In June of 2018, an E. coli outbreak linked to contaminated romaine lettuce killed 5 people in the US. This strain of E. coli produced life-threatening toxins in the body which caused severe diarrhea, amongst other illnesses. 197 people were affected in total, but luckily the outbreak was contained. Yet another outbreak of E.coli linked to California-grown romaine lettuce ended on January 9, 2019, this time infecting 62 people. Unfortunately, E. coli and Salmonella poisoning is a relatively common occurrence now, especially considering how understaffed the U.S. Food and Drug Administration is currently. The ongoing government shutdown has served to further this problem, making safe oversight of food a serious issue right now.

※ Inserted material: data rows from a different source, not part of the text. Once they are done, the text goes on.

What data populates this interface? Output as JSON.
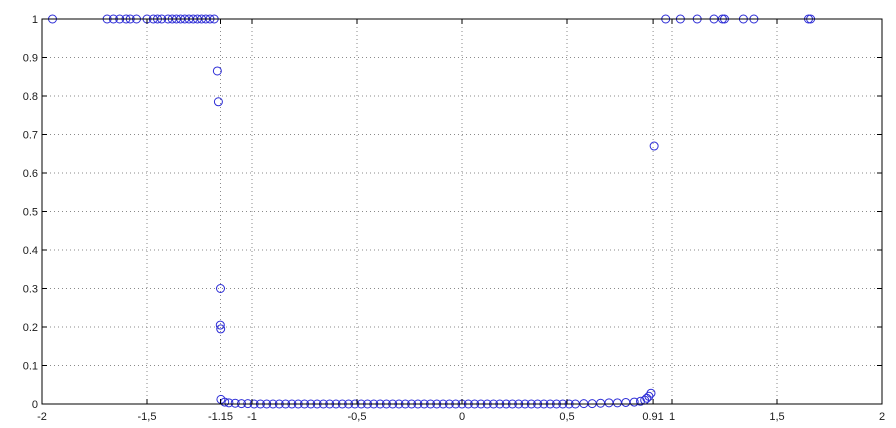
{
  "chart_data": {
    "type": "scatter",
    "title": "",
    "xlabel": "",
    "ylabel": "",
    "xlim": [
      -2,
      2
    ],
    "ylim": [
      0,
      1
    ],
    "grid": true,
    "marker": "circle",
    "color": "#2b2bd6",
    "x_ticks": [
      {
        "value": -2,
        "label": "-2"
      },
      {
        "value": -1.5,
        "label": "-1,5"
      },
      {
        "value": -1.15,
        "label": "-1.15"
      },
      {
        "value": -1,
        "label": "-1"
      },
      {
        "value": -0.5,
        "label": "-0,5"
      },
      {
        "value": 0,
        "label": "0"
      },
      {
        "value": 0.5,
        "label": "0,5"
      },
      {
        "value": 0.91,
        "label": "0.91"
      },
      {
        "value": 1,
        "label": "1"
      },
      {
        "value": 1.5,
        "label": "1,5"
      },
      {
        "value": 2,
        "label": "2"
      }
    ],
    "y_ticks": [
      {
        "value": 0,
        "label": "0"
      },
      {
        "value": 0.1,
        "label": "0.1"
      },
      {
        "value": 0.2,
        "label": "0.2"
      },
      {
        "value": 0.3,
        "label": "0.3"
      },
      {
        "value": 0.4,
        "label": "0.4"
      },
      {
        "value": 0.5,
        "label": "0.5"
      },
      {
        "value": 0.6,
        "label": "0.6"
      },
      {
        "value": 0.7,
        "label": "0.7"
      },
      {
        "value": 0.8,
        "label": "0.8"
      },
      {
        "value": 0.9,
        "label": "0.9"
      },
      {
        "value": 1,
        "label": "1"
      }
    ],
    "series": [
      {
        "points": [
          [
            -1.95,
            1
          ],
          [
            -1.69,
            1
          ],
          [
            -1.66,
            1
          ],
          [
            -1.63,
            1
          ],
          [
            -1.6,
            1
          ],
          [
            -1.58,
            1
          ],
          [
            -1.55,
            1
          ],
          [
            -1.5,
            1
          ],
          [
            -1.47,
            1
          ],
          [
            -1.45,
            1
          ],
          [
            -1.43,
            1
          ],
          [
            -1.4,
            1
          ],
          [
            -1.38,
            1
          ],
          [
            -1.36,
            1
          ],
          [
            -1.34,
            1
          ],
          [
            -1.32,
            1
          ],
          [
            -1.3,
            1
          ],
          [
            -1.28,
            1
          ],
          [
            -1.26,
            1
          ],
          [
            -1.24,
            1
          ],
          [
            -1.22,
            1
          ],
          [
            -1.2,
            1
          ],
          [
            -1.18,
            1
          ],
          [
            -1.165,
            0.865
          ],
          [
            -1.16,
            0.785
          ],
          [
            -1.15,
            0.3
          ],
          [
            -1.151,
            0.205
          ],
          [
            -1.149,
            0.195
          ],
          [
            -1.148,
            0.012
          ],
          [
            -1.13,
            0.005
          ],
          [
            -1.11,
            0.003
          ],
          [
            -1.08,
            0.002
          ],
          [
            -1.05,
            0.001
          ],
          [
            -1.02,
            0.001
          ],
          [
            -0.99,
            0
          ],
          [
            -0.96,
            0
          ],
          [
            -0.93,
            0
          ],
          [
            -0.9,
            0
          ],
          [
            -0.87,
            0
          ],
          [
            -0.84,
            0
          ],
          [
            -0.81,
            0
          ],
          [
            -0.78,
            0
          ],
          [
            -0.75,
            0
          ],
          [
            -0.72,
            0
          ],
          [
            -0.69,
            0
          ],
          [
            -0.66,
            0
          ],
          [
            -0.63,
            0
          ],
          [
            -0.6,
            0
          ],
          [
            -0.57,
            0
          ],
          [
            -0.54,
            0
          ],
          [
            -0.51,
            0
          ],
          [
            -0.48,
            0
          ],
          [
            -0.45,
            0
          ],
          [
            -0.42,
            0
          ],
          [
            -0.39,
            0
          ],
          [
            -0.36,
            0
          ],
          [
            -0.33,
            0
          ],
          [
            -0.3,
            0
          ],
          [
            -0.27,
            0
          ],
          [
            -0.24,
            0
          ],
          [
            -0.21,
            0
          ],
          [
            -0.18,
            0
          ],
          [
            -0.15,
            0
          ],
          [
            -0.12,
            0
          ],
          [
            -0.09,
            0
          ],
          [
            -0.06,
            0
          ],
          [
            -0.03,
            0
          ],
          [
            0,
            0
          ],
          [
            0.03,
            0
          ],
          [
            0.06,
            0
          ],
          [
            0.09,
            0
          ],
          [
            0.12,
            0
          ],
          [
            0.15,
            0
          ],
          [
            0.18,
            0
          ],
          [
            0.21,
            0
          ],
          [
            0.24,
            0
          ],
          [
            0.27,
            0
          ],
          [
            0.3,
            0
          ],
          [
            0.33,
            0
          ],
          [
            0.36,
            0
          ],
          [
            0.39,
            0
          ],
          [
            0.42,
            0
          ],
          [
            0.45,
            0
          ],
          [
            0.48,
            0
          ],
          [
            0.51,
            0
          ],
          [
            0.54,
            0
          ],
          [
            0.58,
            0.001
          ],
          [
            0.62,
            0.001
          ],
          [
            0.66,
            0.002
          ],
          [
            0.7,
            0.003
          ],
          [
            0.74,
            0.003
          ],
          [
            0.78,
            0.004
          ],
          [
            0.82,
            0.005
          ],
          [
            0.85,
            0.007
          ],
          [
            0.87,
            0.01
          ],
          [
            0.88,
            0.015
          ],
          [
            0.89,
            0.02
          ],
          [
            0.9,
            0.028
          ],
          [
            0.915,
            0.67
          ],
          [
            0.97,
            1
          ],
          [
            1.04,
            1
          ],
          [
            1.12,
            1
          ],
          [
            1.2,
            1
          ],
          [
            1.24,
            1
          ],
          [
            1.25,
            1
          ],
          [
            1.34,
            1
          ],
          [
            1.39,
            1
          ],
          [
            1.65,
            1
          ],
          [
            1.66,
            1
          ]
        ]
      }
    ]
  }
}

Ultimately, sometimes you can do all the right things and still get infected with a disease or illness. That being said, with access to modern medicine, it's important to take every possible precaution to avoid preventable outcomes. This means making sure you, your family, and your friends are properly vaccinated, as well as avoiding those who are not. It also means doing your research before traveling to prepare for any possible outbreaks. Should you follow those basic rules, your risk of infection will be at a minimum.